Thinkenstein (author) in reply to mettaurloverSep 5, 2010. 7:56 PM
I tend to agree with you. It doesn't seem like anything would burn without oxygen. I thought that perhaps chlorine in the PVC might be the oxidizer, to explain the supposed burning. The thermite brings its own oxygen to burn.
mettaurlover in reply to ThinkensteinSep 5, 2010. 8:44 PM
Yeah, though oxidization, by definition, requires oxygen to occur.
Thinkenstein (author) in reply to mettaurloverSep 6, 2010. 6:50 PM
Maybe. Quite likely. I vaguely recall that in a chemical reaction it has something to do with which one provides the free electrons as to which one is considered to be the oxidizer. That is something like a 45 year old vague recollection from high school chemistry. I am probably wrong.
mettaurlover in reply to ThinkensteinSep 6, 2010. 6:52 PM
Yep, you are-oxidation is called that because it always involves oxygen. Burning is just another name for that process.
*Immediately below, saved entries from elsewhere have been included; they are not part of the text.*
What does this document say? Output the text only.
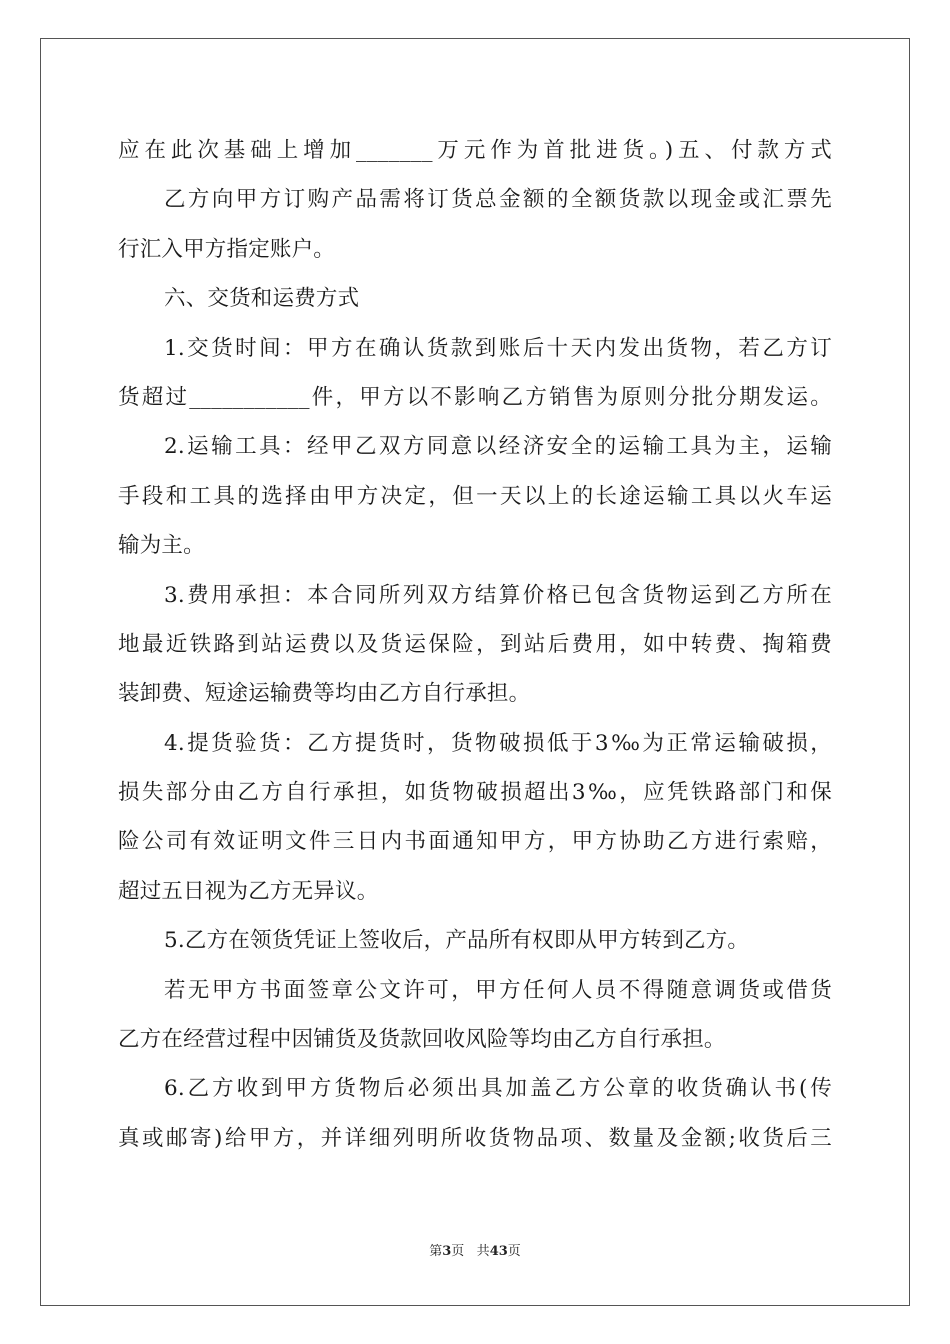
应在此次基础上增加_______万元作为首批进货。)五、付款方式
乙方向甲方订购产品需将订货总金额的全额货款以现金或汇票先
行汇入甲方指定账户。
六、交货和运费方式
1.交货时间：甲方在确认货款到账后十天内发出货物，若乙方订
货超过___________件，甲方以不影响乙方销售为原则分批分期发运。
2.运输工具：经甲乙双方同意以经济安全的运输工具为主，运输
手段和工具的选择由甲方决定，但一天以上的长途运输工具以火车运
输为主。
3.费用承担：本合同所列双方结算价格已包含货物运到乙方所在
地最近铁路到站运费以及货运保险，到站后费用，如中转费、掏箱费
装卸费、短途运输费等均由乙方自行承担。
4.提货验货：乙方提货时，货物破损低于3‰为正常运输破损，
损失部分由乙方自行承担，如货物破损超出3‰，应凭铁路部门和保
险公司有效证明文件三日内书面通知甲方，甲方协助乙方进行索赔，
超过五日视为乙方无异议。
5.乙方在领货凭证上签收后，产品所有权即从甲方转到乙方。
若无甲方书面签章公文许可，甲方任何人员不得随意调货或借货
乙方在经营过程中因铺货及货款回收风险等均由乙方自行承担。
6.乙方收到甲方货物后必须出具加盖乙方公章的收货确认书(传
真或邮寄)给甲方，并详细列明所收货物品项、数量及金额;收货后三
第3页 共43页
Thinkenstein (author) in reply to mettaurloverSep 6, 2010. 7:29 PM
From my dictionary: "Oxidation reduction, n. Chem. a chemical reaction by which electrons are transferred or shared by atoms forming a compound." As I recall, the oxidizer need not be oxygen. Of course it can be. -- Maybe "burning" is an oxidation reduction reaction that always involves oxygen. Maybe it isn't. Maybe chlorine could be the oxidizer in PVC burning, the same as iron oxide is the oxidizer in a thermite reaction with aluminum. -- Anyway, I'm no pro chemist, but I do vaguely recall that detail; that the oxidizer need not be oxygen. -- The important question is whether or not PVC can keep internally reacting under heat in the absence of outside oxygen once a reaction is started. The one who first mentioned that sounded like one who knew. It's an experiment I don't really want to run myself.
mettaurlover in reply to ThinkensteinSep 6, 2010. 7:39 PM
True, but that generally assumes that oxygen is present as it is in almost every case except for a vacuum, in which case you shouldn't be trying to oxidize anything in the first place.
Thinkenstein (author) in reply to mettaurloverSep 7, 2010. 4:59 AM
Anyway, it is misleading to non-chemists to use "oxidation" for a process that doesn't always use oxygen as the oxidizer. It's part of specialist jargon for chemists. -- That reminds me of an aluminum house siding salesman who guaranteed to all his customers that the siding would never rust. -- It would oxidize of course, but it wouldn't rust, since technically rust is iron oxide, not just any oxide. It was misleading in a way, which leads into business ethics and advertising.
mettaurlover in reply to ThinkensteinSep 7, 2010. 5:05 AM
Exactly. I'm just coming out of a chemistry class from before the summer and have this stuff fresh in my mind.